Não sou desses homens que têm dois lados

o A em contraposição ao B

o beco às terças, a avenida aos domingos

o comezinho de costas para o incomum

a alma contra o corpo.

 

Mesmo assim ou por isso mesmo

amo desconfiado

trabalho desconfiado

vivo desconfiado

— há, na integridade, uma sombra.

 

Tenho, como todos,

peito e dorso

bunda e coco

ombro e sexo

joelho e calcanhar.

 

Dentro e fora, o único rosto

em feriados e dias úteis, um só esforço

na mesma bica, o sedento e o saciado.

 

Tomo como certa a hora de

cortar o cabelo. E como medo

inconfesso que me aparem a sombra.

 

 

Meu poema – aqui não há uma questão de valor ou coisa similar – faz fronteira com “Dias perfeitos”. Não é uma afirmação narcísica, mas a percepção de pontos de diálogos. Hirayama se encaixa bem no homem íntegro do poema.

Seja como for, e seja lá o que isso tudo é, Wenders berra a favor da simplicidade – em entrevista, ele disse: “Dias perfeitos é o mais próximo que já cheguei de fazer uma declaração sobre a paz” – e me remete a uma vida que já tive: a de jovem do interior de Minas. Lá viveu minha prima Maria Escolástica. Era sobrinha de meu pai, mas não diferiam muito em idade. Dona de uma casa movimentada – aos filhos e, depois, noras, genros e netos, agregavam-se sobrinhos, primos, vizinhos –, ela tinha uma máxima recorrente: tudo é bobagem.

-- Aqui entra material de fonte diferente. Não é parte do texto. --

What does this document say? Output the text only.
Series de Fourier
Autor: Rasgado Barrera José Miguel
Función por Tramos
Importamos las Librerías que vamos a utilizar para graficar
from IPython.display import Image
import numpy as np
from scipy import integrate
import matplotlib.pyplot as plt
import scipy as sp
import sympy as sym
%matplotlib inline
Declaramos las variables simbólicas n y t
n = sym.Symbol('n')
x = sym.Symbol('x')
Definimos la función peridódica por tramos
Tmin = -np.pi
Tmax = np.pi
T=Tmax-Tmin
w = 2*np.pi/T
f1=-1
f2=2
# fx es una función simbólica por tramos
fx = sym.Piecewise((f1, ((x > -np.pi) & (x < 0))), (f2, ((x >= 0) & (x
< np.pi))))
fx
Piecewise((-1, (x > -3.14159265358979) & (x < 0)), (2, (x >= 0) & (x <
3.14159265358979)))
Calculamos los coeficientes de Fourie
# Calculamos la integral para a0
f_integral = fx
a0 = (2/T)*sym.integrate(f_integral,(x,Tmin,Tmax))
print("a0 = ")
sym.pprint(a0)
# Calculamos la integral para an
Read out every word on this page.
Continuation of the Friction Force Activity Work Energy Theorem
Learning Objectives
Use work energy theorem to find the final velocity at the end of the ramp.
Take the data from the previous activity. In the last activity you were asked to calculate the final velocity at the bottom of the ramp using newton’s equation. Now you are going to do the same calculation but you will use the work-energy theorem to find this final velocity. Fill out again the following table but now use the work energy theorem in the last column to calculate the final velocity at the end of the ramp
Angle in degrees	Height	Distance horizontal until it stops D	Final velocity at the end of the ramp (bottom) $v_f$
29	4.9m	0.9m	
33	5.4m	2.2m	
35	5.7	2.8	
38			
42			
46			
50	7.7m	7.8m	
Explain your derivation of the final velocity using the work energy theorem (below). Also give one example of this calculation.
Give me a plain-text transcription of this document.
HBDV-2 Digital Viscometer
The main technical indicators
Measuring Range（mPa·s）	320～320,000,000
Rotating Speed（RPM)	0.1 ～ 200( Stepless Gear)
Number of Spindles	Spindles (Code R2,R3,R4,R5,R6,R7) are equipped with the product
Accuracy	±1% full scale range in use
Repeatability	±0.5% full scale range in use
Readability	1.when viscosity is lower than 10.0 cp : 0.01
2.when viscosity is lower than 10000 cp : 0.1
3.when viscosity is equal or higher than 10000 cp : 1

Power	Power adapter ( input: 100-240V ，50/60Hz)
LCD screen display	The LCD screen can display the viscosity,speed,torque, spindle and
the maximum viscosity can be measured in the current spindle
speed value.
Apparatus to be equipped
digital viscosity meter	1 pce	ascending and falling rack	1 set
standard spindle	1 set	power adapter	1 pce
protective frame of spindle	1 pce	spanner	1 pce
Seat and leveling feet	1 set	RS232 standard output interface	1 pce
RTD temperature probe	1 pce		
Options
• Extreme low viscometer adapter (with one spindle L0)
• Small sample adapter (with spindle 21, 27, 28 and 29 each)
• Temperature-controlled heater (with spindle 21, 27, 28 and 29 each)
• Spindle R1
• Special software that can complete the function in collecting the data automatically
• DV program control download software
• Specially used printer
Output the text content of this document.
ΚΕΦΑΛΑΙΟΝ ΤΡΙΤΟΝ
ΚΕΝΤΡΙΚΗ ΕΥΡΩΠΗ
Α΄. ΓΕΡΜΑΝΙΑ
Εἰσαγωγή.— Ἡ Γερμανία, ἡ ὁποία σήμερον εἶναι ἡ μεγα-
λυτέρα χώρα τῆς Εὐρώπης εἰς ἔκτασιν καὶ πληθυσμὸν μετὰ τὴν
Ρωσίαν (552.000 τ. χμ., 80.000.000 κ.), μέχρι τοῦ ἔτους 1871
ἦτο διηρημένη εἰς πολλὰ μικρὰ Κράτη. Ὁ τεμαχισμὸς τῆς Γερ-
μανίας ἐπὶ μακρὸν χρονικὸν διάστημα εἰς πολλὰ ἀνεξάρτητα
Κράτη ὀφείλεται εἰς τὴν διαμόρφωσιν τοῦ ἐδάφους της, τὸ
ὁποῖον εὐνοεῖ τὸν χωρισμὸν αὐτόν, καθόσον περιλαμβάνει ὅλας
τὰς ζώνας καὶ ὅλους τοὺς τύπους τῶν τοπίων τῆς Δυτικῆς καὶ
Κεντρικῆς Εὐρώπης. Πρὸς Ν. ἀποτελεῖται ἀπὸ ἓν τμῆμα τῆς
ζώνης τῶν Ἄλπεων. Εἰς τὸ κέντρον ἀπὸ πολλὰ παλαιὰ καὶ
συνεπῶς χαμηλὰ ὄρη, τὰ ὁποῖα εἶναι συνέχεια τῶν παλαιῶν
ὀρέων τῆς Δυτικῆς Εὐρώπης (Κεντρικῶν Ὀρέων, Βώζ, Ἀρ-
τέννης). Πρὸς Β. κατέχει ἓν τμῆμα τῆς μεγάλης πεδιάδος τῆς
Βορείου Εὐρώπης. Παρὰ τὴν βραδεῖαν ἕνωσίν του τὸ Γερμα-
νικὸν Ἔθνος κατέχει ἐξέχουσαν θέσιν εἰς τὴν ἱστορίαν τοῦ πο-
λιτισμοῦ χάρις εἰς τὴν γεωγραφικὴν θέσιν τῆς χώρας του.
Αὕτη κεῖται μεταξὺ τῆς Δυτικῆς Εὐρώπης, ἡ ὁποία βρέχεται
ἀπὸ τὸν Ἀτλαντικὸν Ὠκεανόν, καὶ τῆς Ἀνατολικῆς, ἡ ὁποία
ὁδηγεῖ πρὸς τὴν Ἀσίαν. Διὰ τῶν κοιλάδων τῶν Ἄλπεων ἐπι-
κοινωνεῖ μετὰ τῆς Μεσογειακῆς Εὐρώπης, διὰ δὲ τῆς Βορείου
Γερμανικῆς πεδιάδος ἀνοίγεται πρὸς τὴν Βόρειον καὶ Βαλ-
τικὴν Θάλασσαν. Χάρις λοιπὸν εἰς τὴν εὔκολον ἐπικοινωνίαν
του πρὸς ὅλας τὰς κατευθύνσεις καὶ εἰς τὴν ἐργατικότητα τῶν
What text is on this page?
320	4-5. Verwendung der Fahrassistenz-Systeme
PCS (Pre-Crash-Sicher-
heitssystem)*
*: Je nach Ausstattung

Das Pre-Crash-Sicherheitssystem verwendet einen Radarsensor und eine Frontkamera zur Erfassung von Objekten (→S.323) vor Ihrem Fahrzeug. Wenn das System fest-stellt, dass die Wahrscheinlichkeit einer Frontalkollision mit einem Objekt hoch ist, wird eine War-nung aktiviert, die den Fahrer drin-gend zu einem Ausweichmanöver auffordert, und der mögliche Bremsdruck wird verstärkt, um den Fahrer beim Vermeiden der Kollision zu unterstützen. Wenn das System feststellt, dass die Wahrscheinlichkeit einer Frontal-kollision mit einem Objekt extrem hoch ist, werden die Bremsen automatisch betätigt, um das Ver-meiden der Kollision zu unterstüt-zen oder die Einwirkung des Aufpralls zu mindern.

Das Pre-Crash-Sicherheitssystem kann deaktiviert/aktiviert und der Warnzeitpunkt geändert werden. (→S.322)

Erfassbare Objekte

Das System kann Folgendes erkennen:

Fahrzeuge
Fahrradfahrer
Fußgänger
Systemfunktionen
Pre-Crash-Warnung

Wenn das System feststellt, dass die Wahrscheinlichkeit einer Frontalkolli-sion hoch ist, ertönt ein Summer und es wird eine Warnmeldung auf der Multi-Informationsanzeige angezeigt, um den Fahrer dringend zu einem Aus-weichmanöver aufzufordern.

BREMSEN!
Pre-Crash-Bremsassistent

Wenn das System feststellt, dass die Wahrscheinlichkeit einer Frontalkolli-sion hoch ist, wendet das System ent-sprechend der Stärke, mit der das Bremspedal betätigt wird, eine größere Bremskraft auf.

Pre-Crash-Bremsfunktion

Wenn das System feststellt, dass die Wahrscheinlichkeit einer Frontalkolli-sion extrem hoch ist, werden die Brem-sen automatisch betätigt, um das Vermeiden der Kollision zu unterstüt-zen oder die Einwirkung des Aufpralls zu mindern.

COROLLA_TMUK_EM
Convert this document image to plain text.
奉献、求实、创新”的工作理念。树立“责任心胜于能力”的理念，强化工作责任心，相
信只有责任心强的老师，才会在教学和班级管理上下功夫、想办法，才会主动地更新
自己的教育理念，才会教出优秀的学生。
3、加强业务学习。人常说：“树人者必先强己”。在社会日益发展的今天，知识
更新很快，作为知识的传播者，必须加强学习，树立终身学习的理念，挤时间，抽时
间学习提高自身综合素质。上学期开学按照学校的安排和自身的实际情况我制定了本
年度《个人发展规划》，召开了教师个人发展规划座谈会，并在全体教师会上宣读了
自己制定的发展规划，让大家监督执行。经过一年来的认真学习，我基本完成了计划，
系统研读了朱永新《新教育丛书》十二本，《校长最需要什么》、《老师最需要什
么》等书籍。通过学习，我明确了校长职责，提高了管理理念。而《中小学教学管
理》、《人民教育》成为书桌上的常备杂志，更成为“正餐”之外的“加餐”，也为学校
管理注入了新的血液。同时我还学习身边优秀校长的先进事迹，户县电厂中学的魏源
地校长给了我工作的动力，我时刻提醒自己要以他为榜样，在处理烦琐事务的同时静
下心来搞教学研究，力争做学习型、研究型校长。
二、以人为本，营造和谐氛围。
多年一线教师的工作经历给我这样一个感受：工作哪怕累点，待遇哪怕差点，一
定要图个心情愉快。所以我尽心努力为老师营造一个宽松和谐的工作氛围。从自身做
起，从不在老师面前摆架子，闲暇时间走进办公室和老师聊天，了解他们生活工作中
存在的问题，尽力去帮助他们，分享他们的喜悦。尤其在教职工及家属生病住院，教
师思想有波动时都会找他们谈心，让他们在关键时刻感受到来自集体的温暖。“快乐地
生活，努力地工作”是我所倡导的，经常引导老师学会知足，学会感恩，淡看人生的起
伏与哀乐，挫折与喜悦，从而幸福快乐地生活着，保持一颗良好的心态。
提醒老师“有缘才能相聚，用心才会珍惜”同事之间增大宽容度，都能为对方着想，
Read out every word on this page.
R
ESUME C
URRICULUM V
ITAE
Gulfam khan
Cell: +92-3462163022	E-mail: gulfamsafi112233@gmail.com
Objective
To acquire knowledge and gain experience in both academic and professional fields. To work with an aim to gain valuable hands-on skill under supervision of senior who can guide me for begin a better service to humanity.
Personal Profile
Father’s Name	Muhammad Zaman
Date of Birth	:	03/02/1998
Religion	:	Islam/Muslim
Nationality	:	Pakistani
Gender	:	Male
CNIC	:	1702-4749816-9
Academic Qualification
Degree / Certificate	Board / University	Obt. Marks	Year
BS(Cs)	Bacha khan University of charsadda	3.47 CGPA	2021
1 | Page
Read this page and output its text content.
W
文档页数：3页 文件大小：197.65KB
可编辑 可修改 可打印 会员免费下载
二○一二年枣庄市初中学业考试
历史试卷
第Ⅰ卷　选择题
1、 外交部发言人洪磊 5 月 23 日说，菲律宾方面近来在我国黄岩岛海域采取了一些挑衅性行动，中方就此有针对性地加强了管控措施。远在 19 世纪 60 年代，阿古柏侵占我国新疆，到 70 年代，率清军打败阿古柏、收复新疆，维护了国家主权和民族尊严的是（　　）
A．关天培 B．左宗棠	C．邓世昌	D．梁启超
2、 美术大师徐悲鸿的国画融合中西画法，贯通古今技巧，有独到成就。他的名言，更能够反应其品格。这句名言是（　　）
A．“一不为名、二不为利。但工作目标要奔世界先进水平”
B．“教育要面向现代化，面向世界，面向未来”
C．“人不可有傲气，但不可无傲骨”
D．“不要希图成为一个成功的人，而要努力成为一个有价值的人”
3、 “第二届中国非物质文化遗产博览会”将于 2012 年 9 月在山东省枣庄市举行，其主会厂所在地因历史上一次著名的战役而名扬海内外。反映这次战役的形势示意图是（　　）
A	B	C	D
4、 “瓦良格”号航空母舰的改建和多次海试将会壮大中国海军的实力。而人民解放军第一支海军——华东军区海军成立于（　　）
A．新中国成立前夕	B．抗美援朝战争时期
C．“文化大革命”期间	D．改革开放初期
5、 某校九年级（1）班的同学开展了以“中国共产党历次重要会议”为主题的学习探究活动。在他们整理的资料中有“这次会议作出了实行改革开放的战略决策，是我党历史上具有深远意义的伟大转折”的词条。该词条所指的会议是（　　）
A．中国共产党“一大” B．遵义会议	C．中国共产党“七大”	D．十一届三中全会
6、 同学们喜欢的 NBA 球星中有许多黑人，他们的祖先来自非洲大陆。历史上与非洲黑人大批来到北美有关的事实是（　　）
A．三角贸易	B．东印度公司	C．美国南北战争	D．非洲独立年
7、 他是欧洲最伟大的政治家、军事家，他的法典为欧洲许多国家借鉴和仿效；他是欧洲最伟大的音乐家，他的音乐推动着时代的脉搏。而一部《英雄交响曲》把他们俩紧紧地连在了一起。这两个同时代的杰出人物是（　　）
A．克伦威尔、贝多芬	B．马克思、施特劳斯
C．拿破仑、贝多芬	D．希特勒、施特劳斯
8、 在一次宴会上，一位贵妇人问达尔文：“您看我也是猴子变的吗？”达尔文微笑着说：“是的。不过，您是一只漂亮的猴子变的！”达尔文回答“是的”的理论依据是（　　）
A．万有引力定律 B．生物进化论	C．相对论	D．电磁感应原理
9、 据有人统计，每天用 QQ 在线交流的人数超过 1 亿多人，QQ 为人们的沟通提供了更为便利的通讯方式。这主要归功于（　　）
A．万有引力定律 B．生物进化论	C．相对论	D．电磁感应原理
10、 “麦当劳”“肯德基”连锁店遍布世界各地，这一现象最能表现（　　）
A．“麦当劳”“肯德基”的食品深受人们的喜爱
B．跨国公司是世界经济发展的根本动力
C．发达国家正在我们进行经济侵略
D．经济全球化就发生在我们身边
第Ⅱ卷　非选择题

Hirayama, ao dar acolhimento à sobrinha que foge da casa dos pais, leva-a para ver o rio, e ela lhe pergunta se o rio vai dar no mar. Sim. Ela pede para irem até lá. Ele responde que da próxima vez irão. A menina indaga quando é a próxima vez. E ele: a próxima vez é a próxima vez. Ela insiste. Ele mantém a resposta frouxa e acrescenta, agora é agora. Ambos saem pedalando e improvisando uma melodia para “a próxima vez é a próxima vez, agora é agora”. Uma cena linda, num filme de muitas cenas lindas. Bem, mas eles poderiam sair cantando “tudo é bobagem”. Minha saudosa prima Maria Escolástica está na gênese do filme de Wenders.